The most irksome of all was the way she had had my wedding planned ever since my playdates with Finn when I was four years old. Her constant little comments whenever she’d see the two of us together, and her weaseling little ways to try her darnedest to make things happen for the two of us; requesting he accompany me to run her errands on random Saturday afternoons or inviting him over for Sunday lunches. She never realized that it was never going to be that simple. Just because our neighbors happened to have “a decent young man” as a son, that did not necessarily make this girl next door his obvious soul mate, as convenient that may have seemed for everyone. This wasn’t the seventeen hundreds; arranged marriages were never going to be in-vogue.
I know that she was only looking out for me. Staying in town was the safe thing to do, the one thing that wouldn’t get my spirits snapped to pieces.
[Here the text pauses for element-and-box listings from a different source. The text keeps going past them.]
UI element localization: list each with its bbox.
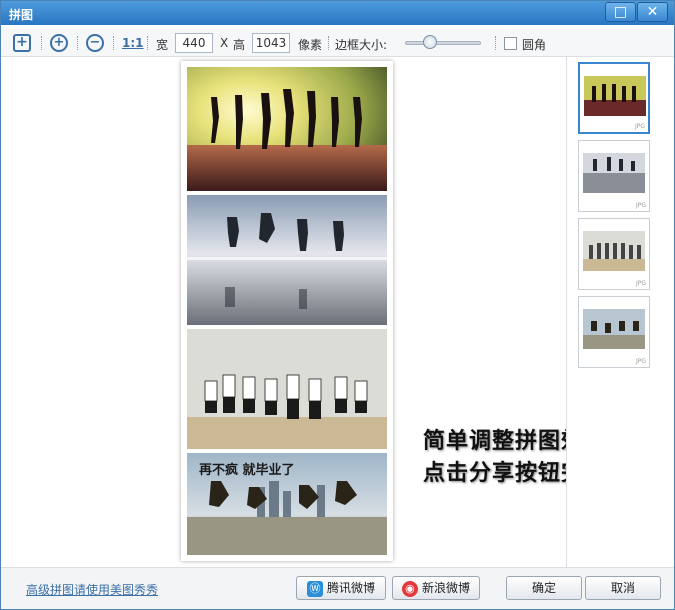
- thumbnail-format-tag: JPG: [635, 202, 646, 209]
- tencent-weibo-icon: Ⓦ: [306, 580, 323, 597]
- thumbnail-image: [583, 231, 645, 271]
- width-input[interactable]: 440: [175, 33, 213, 53]
- thumbnail-format-tag: JPG: [635, 280, 646, 287]
- thumbnail-image: [583, 153, 645, 193]
- collage-photo[interactable]: [187, 67, 387, 191]
- toolbar-divider: [147, 36, 148, 50]
- thumbnail-image: [583, 309, 645, 349]
- photo-caption-text: 再不疯 就毕业了: [199, 463, 295, 478]
- close-icon: ✕: [646, 4, 659, 20]
- group-jump-photo: [187, 329, 387, 449]
- zoom-out-icon[interactable]: −: [86, 34, 104, 52]
- thumbnail-panel: JPG JPG JPG JPG: [566, 57, 674, 567]
- width-label: 宽: [156, 38, 169, 52]
- actual-size-button[interactable]: 1:1: [122, 36, 144, 50]
- unit-label: 像素: [298, 38, 323, 52]
- sunset-jump-photo: [187, 67, 387, 191]
- toolbar-divider: [328, 36, 329, 50]
- toolbar-divider: [495, 36, 496, 50]
- maximize-icon: □: [613, 4, 628, 20]
- thumbnail-format-tag: JPG: [634, 123, 645, 130]
- border-size-label: 边框大小:: [335, 38, 388, 52]
- toolbar-divider: [41, 36, 42, 50]
- maximize-button[interactable]: □: [605, 2, 636, 22]
- tencent-weibo-label: 腾讯微博: [326, 581, 375, 595]
- collage-photo[interactable]: [187, 329, 387, 449]
- toolbar-divider: [77, 36, 78, 50]
- collage-photo[interactable]: 再不疯 就毕业了: [187, 453, 387, 555]
- collage-photo[interactable]: [187, 195, 387, 325]
- cancel-button[interactable]: 取消: [585, 576, 661, 600]
- add-image-icon[interactable]: +: [13, 34, 31, 52]
- height-label: 高: [233, 38, 246, 52]
- thumbnail-format-tag: JPG: [635, 358, 646, 365]
- beach-jump-photo: [187, 195, 387, 325]
- ok-button[interactable]: 确定: [506, 576, 582, 600]
- advanced-collage-link[interactable]: 高级拼图请使用美图秀秀: [26, 581, 158, 598]
- thumbnail-item[interactable]: JPG: [578, 296, 650, 368]
- close-button[interactable]: ✕: [637, 2, 668, 22]
- toolbar-divider: [113, 36, 114, 50]
- thumbnail-item[interactable]: JPG: [578, 218, 650, 290]
- border-size-slider-thumb[interactable]: [423, 35, 437, 49]
- toolbar: + + − 1:1 宽 440 X 高 1043 像素 边框大小: 圆角: [1, 29, 674, 57]
- sina-weibo-icon: ◉: [401, 580, 418, 597]
- footer-bar: 高级拼图请使用美图秀秀 Ⓦ 腾讯微博 ◉ 新浪微博 确定 取消: [1, 567, 674, 609]
- x-label: X: [220, 36, 229, 50]
- height-input[interactable]: 1043: [252, 33, 290, 53]
- title-bar: 拼图 □ ✕: [1, 1, 674, 25]
- thumbnail-item[interactable]: JPG: [578, 62, 650, 134]
- share-sina-weibo-button[interactable]: ◉ 新浪微博: [392, 576, 480, 600]
- window-title: 拼图: [9, 8, 34, 22]
- rounded-corner-checkbox[interactable]: [504, 37, 517, 50]
- collage-preview: 再不疯 就毕业了: [181, 61, 393, 561]
- zoom-in-icon[interactable]: +: [50, 34, 68, 52]
- border-size-slider-track[interactable]: [405, 41, 481, 45]
- thumbnail-image: [584, 76, 646, 116]
- sina-weibo-label: 新浪微博: [421, 581, 470, 595]
- share-tencent-weibo-button[interactable]: Ⓦ 腾讯微博: [296, 576, 386, 600]
- collage-window: 拼图 □ ✕ + + − 1:1 宽 440 X 高 1043 像素 边框大小:…: [0, 0, 675, 610]
- thumbnail-item[interactable]: JPG: [578, 140, 650, 212]
- rounded-corner-label: 圆角: [522, 38, 547, 52]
There was little rejection to be had in Aberdeen unlike Boston, a "big city" and therefore something with the ability to chew you up and spit you out. She didn’t want me to get hurt, in any context of the word. Staying in Aberdeen meant staying under the watchful eyes of momma O‘Malley. Staying in Aberdeen meant that my stupid dreams, although unfulfilled, still remained intact. But since when did she assume me so fragile of a thing? One little cough and I wouldn’t crack a rib. I was not her little girl anymore, no matter how much she wished that to be the truth.